The size-dependent static deflection, pull-in instability and resonant frequency of a circular microplate under capillary force have been studied using modified couple stress elasticity theory. Size-dependency is a phenomenon in which the normalized quantities that classical elasticity theory predicts to be independent of the structure size, such as normalized deflection or normalized frequency, vary significantly as the structure size changes. This phenomenon has been observed in micro-scale structures such as micro-electro-mechanical-systems (MEMS). Since classical elasticity theory is unable to predict the size-dependency, non-classical elasticity theories such as modified couple stress theory have been developed recently.

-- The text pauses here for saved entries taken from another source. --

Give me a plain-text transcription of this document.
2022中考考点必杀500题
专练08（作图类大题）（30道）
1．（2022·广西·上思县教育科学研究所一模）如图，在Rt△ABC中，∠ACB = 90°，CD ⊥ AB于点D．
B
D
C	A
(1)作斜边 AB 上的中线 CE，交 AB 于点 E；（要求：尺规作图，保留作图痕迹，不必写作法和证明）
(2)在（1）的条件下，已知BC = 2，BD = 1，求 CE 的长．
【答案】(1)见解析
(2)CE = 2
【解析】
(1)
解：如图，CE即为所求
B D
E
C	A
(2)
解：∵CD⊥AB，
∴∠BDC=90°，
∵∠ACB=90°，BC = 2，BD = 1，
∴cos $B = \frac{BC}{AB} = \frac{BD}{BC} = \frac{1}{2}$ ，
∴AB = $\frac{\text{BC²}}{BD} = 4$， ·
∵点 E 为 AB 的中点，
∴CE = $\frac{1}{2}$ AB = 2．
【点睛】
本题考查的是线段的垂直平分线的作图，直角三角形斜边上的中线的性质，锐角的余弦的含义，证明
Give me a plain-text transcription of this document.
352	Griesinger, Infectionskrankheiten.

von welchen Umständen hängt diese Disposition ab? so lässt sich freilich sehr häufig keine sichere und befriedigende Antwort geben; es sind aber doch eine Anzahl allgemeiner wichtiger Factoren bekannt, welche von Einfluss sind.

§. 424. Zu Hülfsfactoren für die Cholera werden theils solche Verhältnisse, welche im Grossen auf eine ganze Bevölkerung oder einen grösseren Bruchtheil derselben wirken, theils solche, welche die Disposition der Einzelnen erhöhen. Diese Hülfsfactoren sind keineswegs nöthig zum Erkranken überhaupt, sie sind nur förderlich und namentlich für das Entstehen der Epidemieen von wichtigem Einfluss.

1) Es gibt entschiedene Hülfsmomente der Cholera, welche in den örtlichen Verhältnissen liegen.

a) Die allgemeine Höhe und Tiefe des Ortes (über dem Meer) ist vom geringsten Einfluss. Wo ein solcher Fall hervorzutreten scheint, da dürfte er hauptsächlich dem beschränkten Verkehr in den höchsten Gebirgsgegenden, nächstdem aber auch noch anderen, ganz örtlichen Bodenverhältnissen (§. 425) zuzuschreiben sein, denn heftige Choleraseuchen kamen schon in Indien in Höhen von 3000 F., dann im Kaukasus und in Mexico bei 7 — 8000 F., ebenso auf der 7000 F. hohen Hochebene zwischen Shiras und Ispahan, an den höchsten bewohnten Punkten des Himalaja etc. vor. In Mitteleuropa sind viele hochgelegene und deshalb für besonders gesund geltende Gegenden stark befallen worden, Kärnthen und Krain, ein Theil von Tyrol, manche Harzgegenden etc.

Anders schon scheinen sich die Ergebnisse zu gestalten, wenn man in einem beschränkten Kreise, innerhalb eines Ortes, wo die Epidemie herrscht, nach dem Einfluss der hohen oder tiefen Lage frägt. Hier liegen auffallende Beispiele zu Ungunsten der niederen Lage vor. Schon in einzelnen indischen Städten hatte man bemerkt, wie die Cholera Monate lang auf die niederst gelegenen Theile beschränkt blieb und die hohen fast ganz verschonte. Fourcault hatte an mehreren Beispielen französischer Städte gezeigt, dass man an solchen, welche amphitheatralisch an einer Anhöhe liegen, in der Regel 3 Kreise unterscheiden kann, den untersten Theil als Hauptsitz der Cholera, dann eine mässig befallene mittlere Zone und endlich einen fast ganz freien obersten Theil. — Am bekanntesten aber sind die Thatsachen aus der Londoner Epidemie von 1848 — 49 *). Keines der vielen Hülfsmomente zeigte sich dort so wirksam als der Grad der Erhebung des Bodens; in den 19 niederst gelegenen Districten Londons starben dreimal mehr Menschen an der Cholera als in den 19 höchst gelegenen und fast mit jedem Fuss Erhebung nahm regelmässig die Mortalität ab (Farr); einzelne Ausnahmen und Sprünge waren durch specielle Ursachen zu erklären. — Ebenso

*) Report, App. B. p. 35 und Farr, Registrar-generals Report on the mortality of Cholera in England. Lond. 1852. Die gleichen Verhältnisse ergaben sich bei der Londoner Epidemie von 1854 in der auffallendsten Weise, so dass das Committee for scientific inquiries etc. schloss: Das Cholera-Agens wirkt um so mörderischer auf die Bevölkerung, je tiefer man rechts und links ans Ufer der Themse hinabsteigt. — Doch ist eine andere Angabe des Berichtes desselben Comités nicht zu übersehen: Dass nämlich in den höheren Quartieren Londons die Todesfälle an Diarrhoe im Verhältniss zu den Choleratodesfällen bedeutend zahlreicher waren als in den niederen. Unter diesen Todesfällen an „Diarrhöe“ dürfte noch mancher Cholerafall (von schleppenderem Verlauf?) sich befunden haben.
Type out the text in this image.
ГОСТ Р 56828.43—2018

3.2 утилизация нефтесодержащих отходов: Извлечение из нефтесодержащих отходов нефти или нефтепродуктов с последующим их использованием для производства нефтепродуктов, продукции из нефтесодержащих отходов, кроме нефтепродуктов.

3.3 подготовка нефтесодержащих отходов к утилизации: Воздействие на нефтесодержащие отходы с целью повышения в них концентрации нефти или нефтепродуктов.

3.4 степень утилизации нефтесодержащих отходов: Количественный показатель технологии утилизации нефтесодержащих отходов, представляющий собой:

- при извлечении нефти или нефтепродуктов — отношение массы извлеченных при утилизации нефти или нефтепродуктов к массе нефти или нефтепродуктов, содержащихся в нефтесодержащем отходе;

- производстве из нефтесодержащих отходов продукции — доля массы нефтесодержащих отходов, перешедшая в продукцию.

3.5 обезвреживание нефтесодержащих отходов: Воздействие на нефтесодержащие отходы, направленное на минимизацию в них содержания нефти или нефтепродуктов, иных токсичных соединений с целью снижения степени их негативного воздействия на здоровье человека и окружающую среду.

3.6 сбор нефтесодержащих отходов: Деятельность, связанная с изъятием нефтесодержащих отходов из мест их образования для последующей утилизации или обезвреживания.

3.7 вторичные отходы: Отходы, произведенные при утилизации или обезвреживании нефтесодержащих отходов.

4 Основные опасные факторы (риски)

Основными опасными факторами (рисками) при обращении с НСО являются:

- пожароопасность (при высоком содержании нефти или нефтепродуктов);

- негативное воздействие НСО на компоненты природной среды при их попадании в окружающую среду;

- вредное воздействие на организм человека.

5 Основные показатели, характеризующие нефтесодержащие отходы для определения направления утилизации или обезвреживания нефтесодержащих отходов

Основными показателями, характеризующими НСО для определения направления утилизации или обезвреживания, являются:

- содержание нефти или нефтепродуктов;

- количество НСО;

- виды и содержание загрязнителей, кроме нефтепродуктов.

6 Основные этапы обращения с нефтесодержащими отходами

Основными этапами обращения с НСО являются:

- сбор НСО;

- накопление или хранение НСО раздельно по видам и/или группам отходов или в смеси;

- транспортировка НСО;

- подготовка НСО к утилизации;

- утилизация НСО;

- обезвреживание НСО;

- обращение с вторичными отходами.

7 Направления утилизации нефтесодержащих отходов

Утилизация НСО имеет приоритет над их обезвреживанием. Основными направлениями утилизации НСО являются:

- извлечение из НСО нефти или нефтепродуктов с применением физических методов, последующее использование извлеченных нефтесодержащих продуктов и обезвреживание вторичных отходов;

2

In this paper, modified couple stress theory is used for the first time to develop the governing equation and boundary conditions of circular microplates when subjected to capillary force. Consideration of capillary force is important since it is has a significant role in the mechanical behavior and stability of micro-scale structures in the presence of a liquid bridge. We investigated the static deflection and pull-in instability of microplates using the Galerkin method to assess the effect of size-dependency for static deflection. We observed that, as the ratio of the microplate thickness to length scale parameter (an additional material property suggested in modified couple stress theory to capture the size-dependency) decreases, the normalized deflection of the microplate also decreases. We further observed that the difference between the normalized deflection predicted by classical elasticity theory and the one evaluated using modified couple stress theory is significant when thickness of the microplate is small, but diminishes as thickness increases. Furthermore, we defined a dimensionless number called the dimensionless capillary tension (DCT) as a function of the mechanical, geometrical and size-dependent properties of the microplate as well as the characteristics of the liquid bridge such as the contact angle and the interfacial tension. We showed that for DCT values greater than a threshold evaluated in this paper, pull-in instability happens and the microplate collapses to the substrate. Moreover, we evaluated the size-dependent resonant frequency of the microplate under capillary force as a function of the DCT and obtained the result that the frequency decreases as DCT increases. In addition, our investigation of size-dependency revealed that as the ratio of the microplate thickness to length scale parameter increases, the frequency decreases in a way that for large values of the ratio, it asymptotically approaches the value predicted by classical elasticity theory.